Indépendamment de ce qui précède, l’accord devra toutefois satisfaire, à notre sens, aux règles générales relatives au contenu des accords c’est à dire, prévoir, en particulier (C. trav. art. L 2222-5 à L 2222-6) :
– les forme et délai de leur renouvellement ou révision ;
– les conditions de leur suivi et des clauses de rendez-vous, dont l’absence ou la méconnaissance n’est toutefois pas de nature à entraîner leur nullité ;
– pour les conventions et accords à durée indéterminée, leurs conditions de dénonciation et notamment la durée du préavis devant la précéder.
…sauf pour les accords modulant le temps de travail
Si l’accord met en place notamment un dispositif d’aménagement du temps du travail sur une période de référence supérieure à la semaine les dispositions des articles L 3121-41 du Code du travail (décompte des heures supplémentaires), L 3121-42 (information des salariés sur le changement dans la répartition de leur durée du travail), L 3121-44 (contenu des accords) et L 3121-47 (délai de prévenance des salariés en cas de changement de durée ou d’horaires lorsque l’accord ne stipule rien sur ce point) s’appliquent (C. trav. art. L 2254-2, II).
Une durée d’application non précisée
L’article L 2254-2 du Code du travail ne précise pas la durée des accords (limitée à 5 ans auparavant pour les accords de maintien et les accords de préservation ou de développement de l’emploi). Il convient donc, à notre sens, de s’en remettre, sur cette question, aux dispositions générales relatives à la durée d’application des accords. En application de l’article L 2222-4 du Code du travail, l’accord peut être conclu pour une durée déterminée ou indéterminée. A défaut de stipulation sur ce point, celle-ci sera fixée à 5 ans.

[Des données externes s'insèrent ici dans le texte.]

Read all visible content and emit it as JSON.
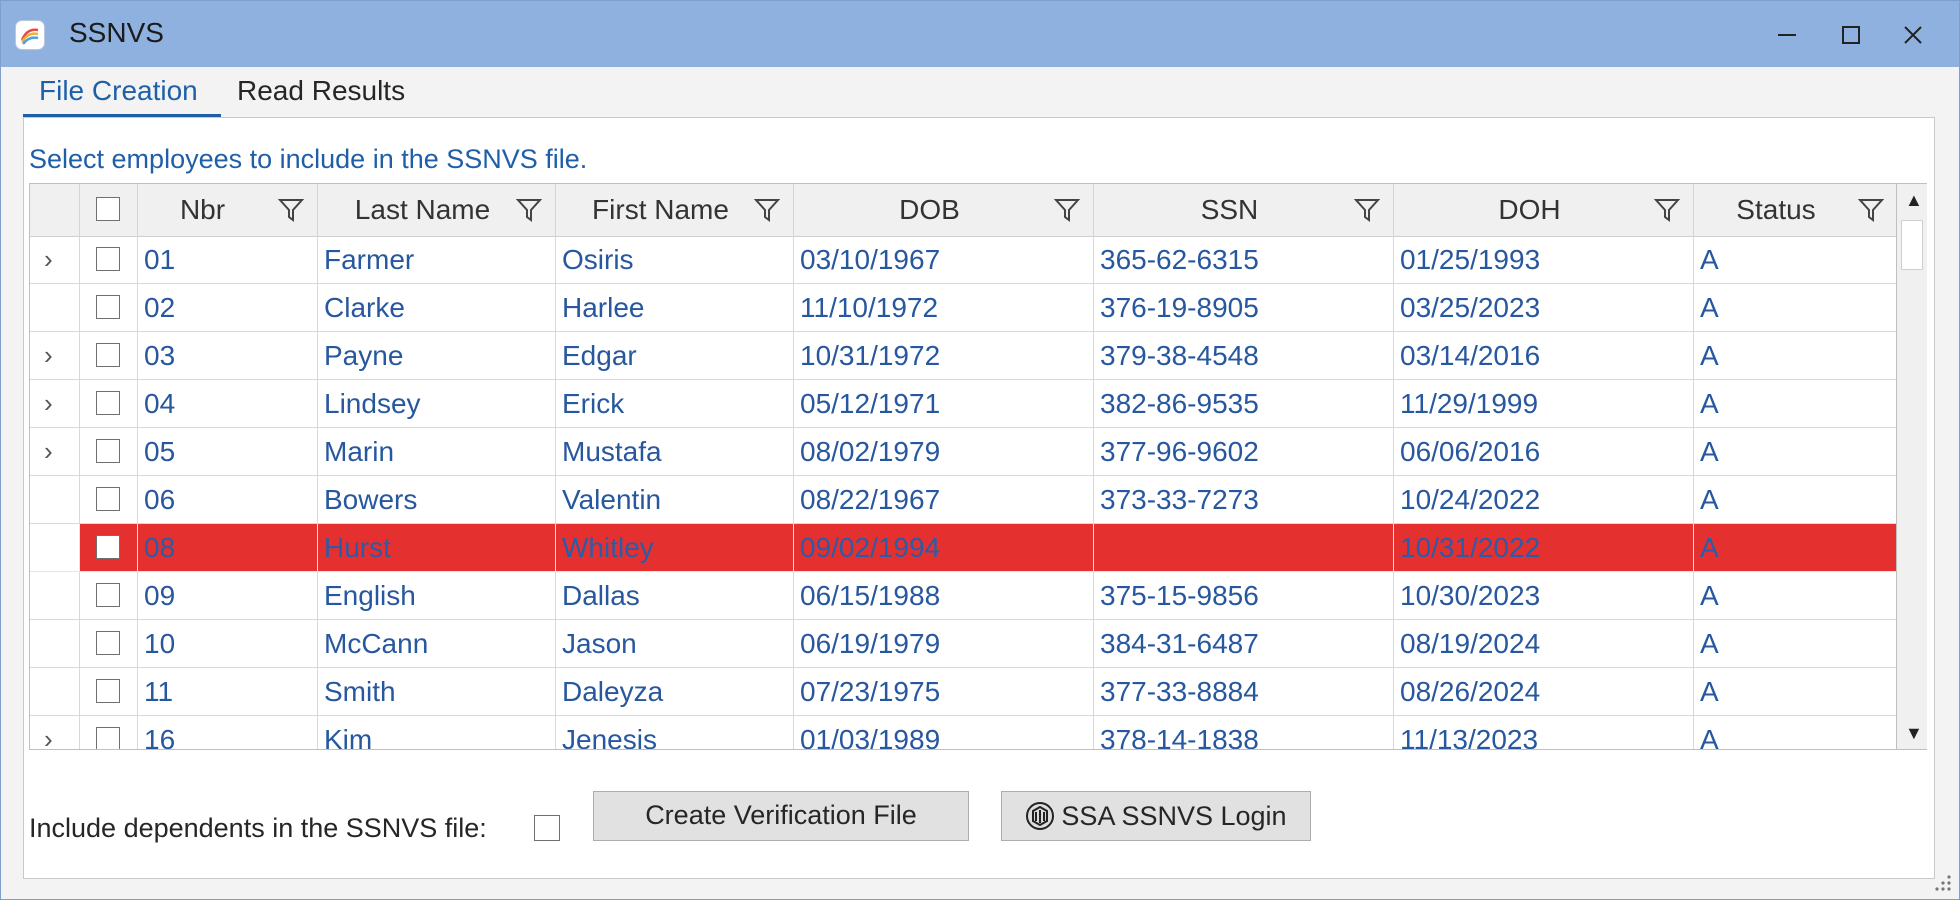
{
  "window": {
    "title": "SSNVS"
  },
  "tabs": [
    {
      "label": "File Creation",
      "active": true
    },
    {
      "label": "Read Results",
      "active": false
    }
  ],
  "instruction": "Select employees to include in the SSNVS file.",
  "grid": {
    "columns": [
      "Nbr",
      "Last Name",
      "First Name",
      "DOB",
      "SSN",
      "DOH",
      "Status"
    ],
    "rows": [
      {
        "expandable": true,
        "nbr": "01",
        "last": "Farmer",
        "first": "Osiris",
        "dob": "03/10/1967",
        "ssn": "365-62-6315",
        "doh": "01/25/1993",
        "status": "A",
        "error": false
      },
      {
        "expandable": false,
        "nbr": "02",
        "last": "Clarke",
        "first": "Harlee",
        "dob": "11/10/1972",
        "ssn": "376-19-8905",
        "doh": "03/25/2023",
        "status": "A",
        "error": false
      },
      {
        "expandable": true,
        "nbr": "03",
        "last": "Payne",
        "first": "Edgar",
        "dob": "10/31/1972",
        "ssn": "379-38-4548",
        "doh": "03/14/2016",
        "status": "A",
        "error": false
      },
      {
        "expandable": true,
        "nbr": "04",
        "last": "Lindsey",
        "first": "Erick",
        "dob": "05/12/1971",
        "ssn": "382-86-9535",
        "doh": "11/29/1999",
        "status": "A",
        "error": false
      },
      {
        "expandable": true,
        "nbr": "05",
        "last": "Marin",
        "first": "Mustafa",
        "dob": "08/02/1979",
        "ssn": "377-96-9602",
        "doh": "06/06/2016",
        "status": "A",
        "error": false
      },
      {
        "expandable": false,
        "nbr": "06",
        "last": "Bowers",
        "first": "Valentin",
        "dob": "08/22/1967",
        "ssn": "373-33-7273",
        "doh": "10/24/2022",
        "status": "A",
        "error": false
      },
      {
        "expandable": false,
        "nbr": "08",
        "last": "Hurst",
        "first": "Whitley",
        "dob": "09/02/1994",
        "ssn": "",
        "doh": "10/31/2022",
        "status": "A",
        "error": true
      },
      {
        "expandable": false,
        "nbr": "09",
        "last": "English",
        "first": "Dallas",
        "dob": "06/15/1988",
        "ssn": "375-15-9856",
        "doh": "10/30/2023",
        "status": "A",
        "error": false
      },
      {
        "expandable": false,
        "nbr": "10",
        "last": "McCann",
        "first": "Jason",
        "dob": "06/19/1979",
        "ssn": "384-31-6487",
        "doh": "08/19/2024",
        "status": "A",
        "error": false
      },
      {
        "expandable": false,
        "nbr": "11",
        "last": "Smith",
        "first": "Daleyza",
        "dob": "07/23/1975",
        "ssn": "377-33-8884",
        "doh": "08/26/2024",
        "status": "A",
        "error": false
      },
      {
        "expandable": true,
        "nbr": "16",
        "last": "Kim",
        "first": "Jenesis",
        "dob": "01/03/1989",
        "ssn": "378-14-1838",
        "doh": "11/13/2023",
        "status": "A",
        "error": false
      }
    ]
  },
  "footer": {
    "include_dependents_label": "Include dependents in the SSNVS file:",
    "create_button": "Create Verification File",
    "login_button": "SSA SSNVS Login"
  },
  "colors": {
    "titlebar": "#8fb1e0",
    "accent": "#1f5fa8",
    "error_row": "#e53030"
  }
}
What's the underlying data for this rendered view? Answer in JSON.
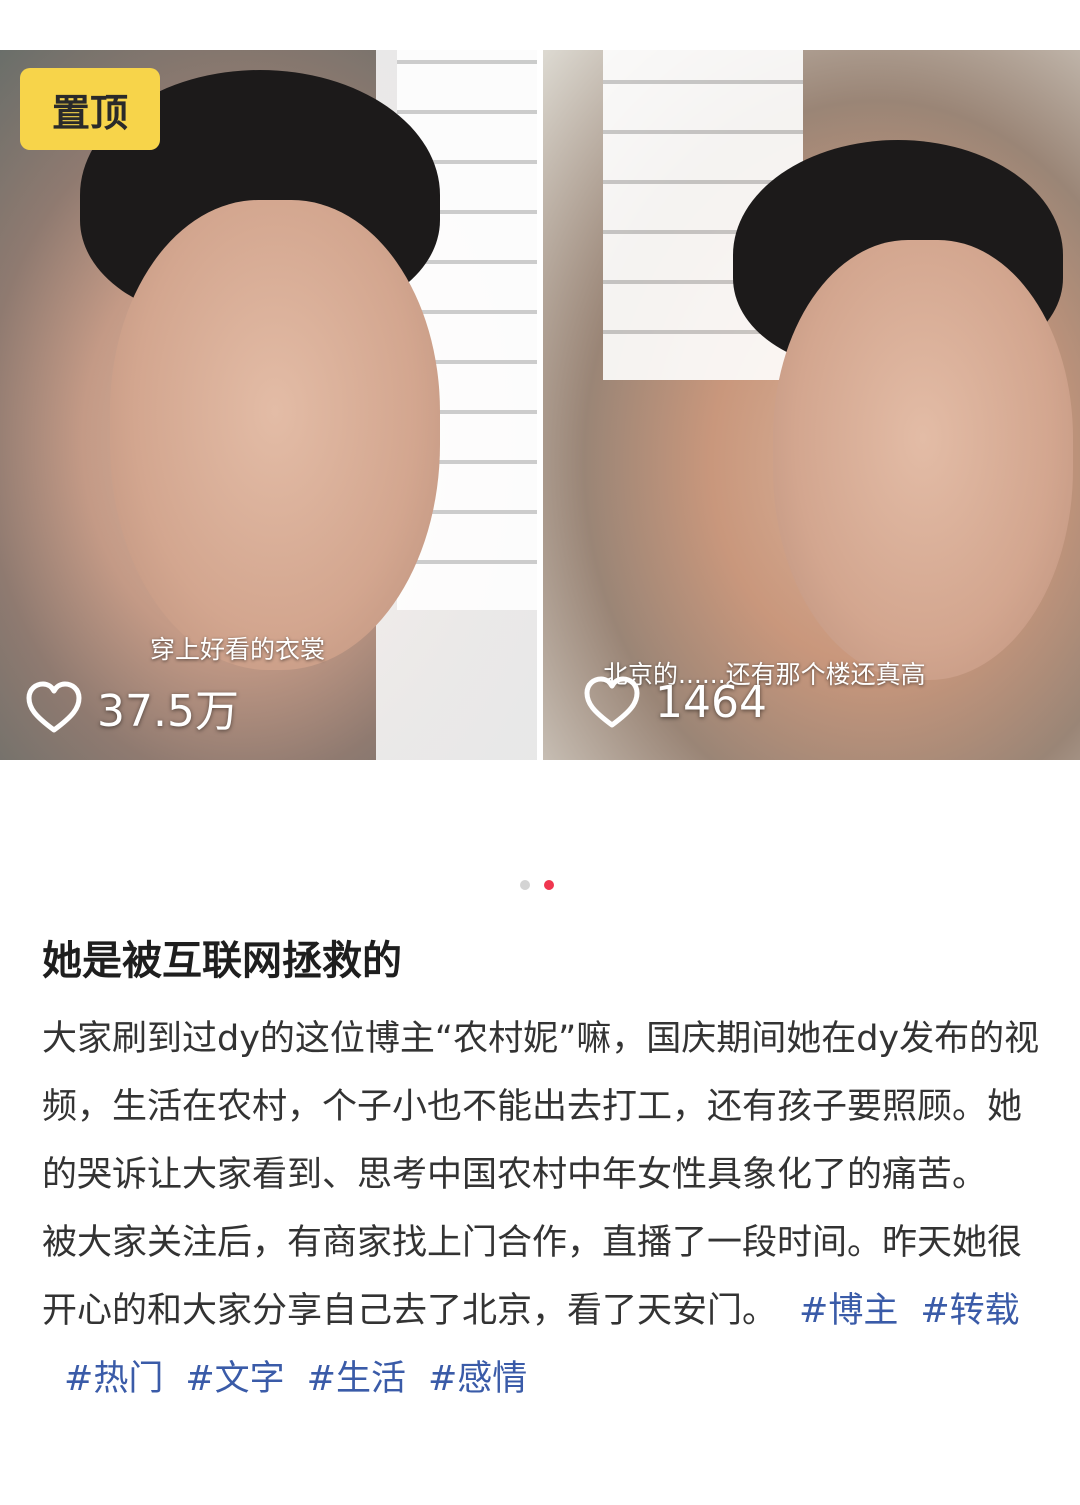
{
  "tiles": [
    {
      "badge": "置顶",
      "caption": "穿上好看的衣裳",
      "likes": "37.5万"
    },
    {
      "caption": "北京的......还有那个楼还真高",
      "likes": "1464"
    }
  ],
  "carousel": {
    "total_pages": 2,
    "active_page": 2
  },
  "post": {
    "title": "她是被互联网拯救的",
    "paragraph_1": "大家刷到过dy的这位博主“农村妮”嘛，国庆期间她在dy发布的视频，生活在农村，个子小也不能出去打工，还有孩子要照顾。她的哭诉让大家看到、思考中国农村中年女性具象化了的痛苦。",
    "paragraph_2": "被大家关注后，有商家找上门合作，直播了一段时间。昨天她很开心的和大家分享自己去了北京，看了天安门。",
    "tags": [
      "#博主",
      "#转载",
      "#热门",
      "#文字",
      "#生活",
      "#感情"
    ]
  },
  "colors": {
    "badge": "#f7d44a",
    "dot_active": "#f0364f",
    "dot_inactive": "#d4d4d4",
    "tag": "#3a5ba8"
  },
  "icons": {
    "like": "heart-outline-icon"
  }
}
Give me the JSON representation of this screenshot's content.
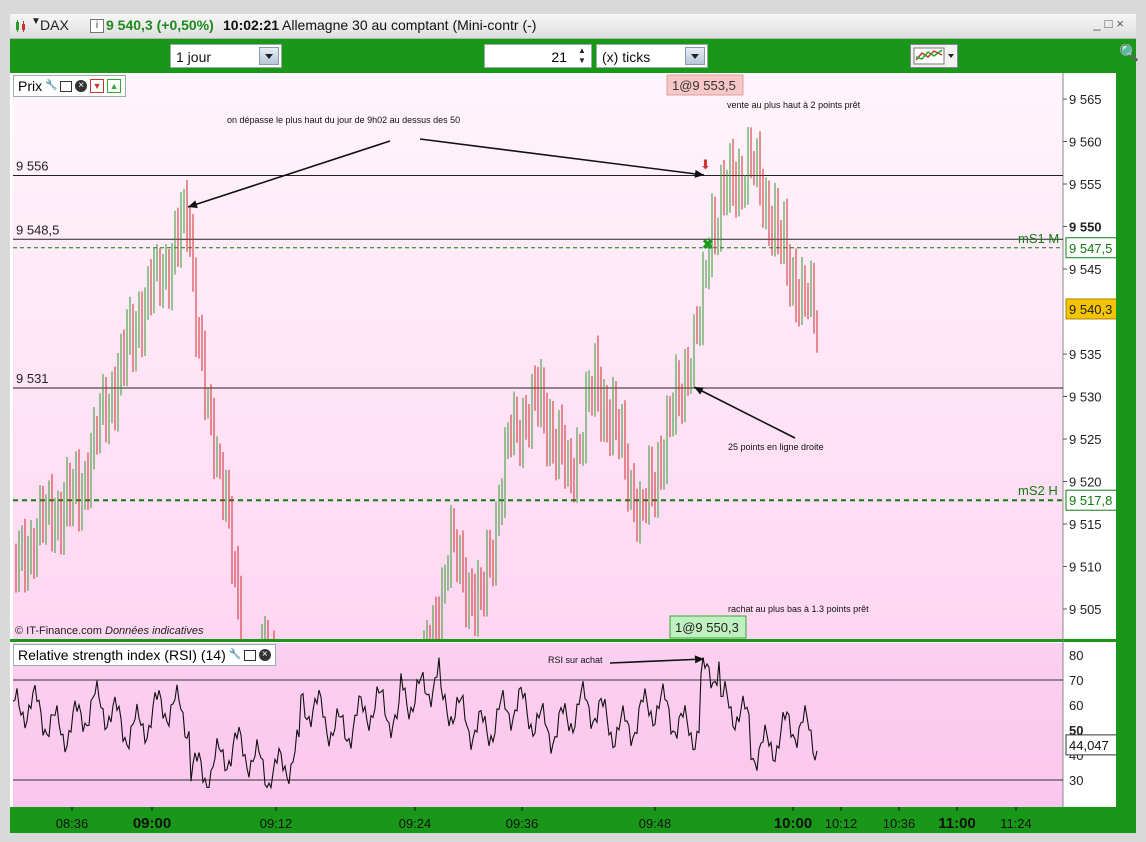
{
  "titlebar": {
    "symbol": "DAX",
    "info_glyph": "i",
    "price_change": "9 540,3 (+0,50%)",
    "time": "10:02:21",
    "description": "Allemagne 30 au comptant (Mini-contr (-)",
    "window_buttons": "_□×"
  },
  "toolbar": {
    "period": "1 jour",
    "tick_count": "21",
    "tick_unit": "(x) ticks"
  },
  "price_panel": {
    "label": "Prix",
    "copyright": "© IT-Finance.com",
    "disclaimer": "Données indicatives",
    "y_ticks": [
      "9 565",
      "9 560",
      "9 555",
      "9 550",
      "9 545",
      "9 540,3",
      "9 535",
      "9 530",
      "9 525",
      "9 520",
      "9 515",
      "9 510",
      "9 505"
    ],
    "current_price_label": "9 540,3",
    "ms1_label": "mS1 M",
    "ms1_value": "9 547,5",
    "ms2_label": "mS2 H",
    "ms2_value": "9 517,8",
    "level_labels": [
      "9 556",
      "9 548,5",
      "9 531"
    ],
    "order_sell": "1@9 553,5",
    "order_buy": "1@9 550,3",
    "annotations": [
      "on dépasse le plus haut du jour de 9h02 au dessus des 50",
      "vente au plus haut à 2 points prêt",
      "25 points en ligne droite",
      "rachat au plus bas à 1.3 points prêt"
    ]
  },
  "rsi_panel": {
    "label": "Relative strength index (RSI) (14)",
    "y_ticks": [
      "80",
      "70",
      "60",
      "50",
      "40",
      "30"
    ],
    "current_value": "44,047",
    "annotation": "RSI sur achat"
  },
  "time_axis": [
    "08:36",
    "09:00",
    "09:12",
    "09:24",
    "09:36",
    "09:48",
    "10:00",
    "10:12",
    "10:36",
    "11:00",
    "11:24"
  ],
  "colors": {
    "frame_green": "#199719",
    "up_candle": "#2e9a2e",
    "down_candle": "#d02a2a",
    "ms_line": "#107c10"
  }
}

Quel impact pour les salariés ?
L’employeur doit communiquer dans l’entreprise sur l’existence et le contenu de l’accord (C. trav. art. L 2254-2, IV).
Le texte ne précise pas les modalités de cette communication mais ses termes donnent à penser que l’information des salariés pourra être collective et s’effectuer par tous moyens.
Ceux-ci peuvent accepter ou refuser l’application de l’accord.
Si le salarié accepte l’application de l’accord
Si le salarié accepte l’application de l’accord, les stipulations de ce dernier se substituent de plein droit aux clauses contraires et incompatibles de son contrat de travail, y compris en matière de rémunération (sous réserve du respect du Smic et des minima conventionnels), de durée du travail et de mobilité professionnelle ou géographique interne à l’entreprise (C. trav. art. L 2254-2, III, al. 1)
Contrairement à l’hypothèse du refus, l’article L 2254-2 n’indique rien sur les modalités d’acceptation de l’application de l’accord par le salarié. Mais elles peuvent se déduire de celles prévues pour le refus. Ainsi à défaut de refus dans les règles, cette acceptation pourrait être tacite.
A noter : la substitution aux clauses du contrat de travail soulève des problématiques déjà abordées à propos des anciens accords de développement ou de préservation de l’emploi. Que se passera-t-il à l’issue de la période d’application de l’accord ? Le contrat de travail dans ses composantes (durée du travail, salaire, lieu de travail, notamment) a-t-il vocation à reprendre son cours antérieur ? Cette réactivation du contrat, quelle que soit la période d’application de l’accord, pourra s’avérer impossible, par exemple si le lieu de travail a disparu par suite de la réorganisation de l’entreprise. Quid alors ? Une autre question ne manquera pas de se poser : celle de la situation, par rapport à celle des autres salariés, des salariés recrutés pendant la période d’application de l’accord, pour lesquels la fin de celle-ci ne comporte pas d’incidence contractuelle si leur contrat est conforme à l’accord. Autant de questions qu’il sera bon d’aborder en phase de négociation et de préciser dans l’accord ainsi que le suggère l’article L 2254-2 du Code du travail.
Et si le salarié refuse ?
Le salarié peut refuser la modification de son contrat de travail résultant de l’application de l’accord. Il dispose d’un délai d’un mois à compter de la date à laquelle l’employeur a communiqué dans l’entreprise sur l’existence et le contenu de l’accord pour faire connaître son refus à ce dernier. Ce refus doit être écrit (C. trav. art. L 2254-2, III, al. 2 et IV).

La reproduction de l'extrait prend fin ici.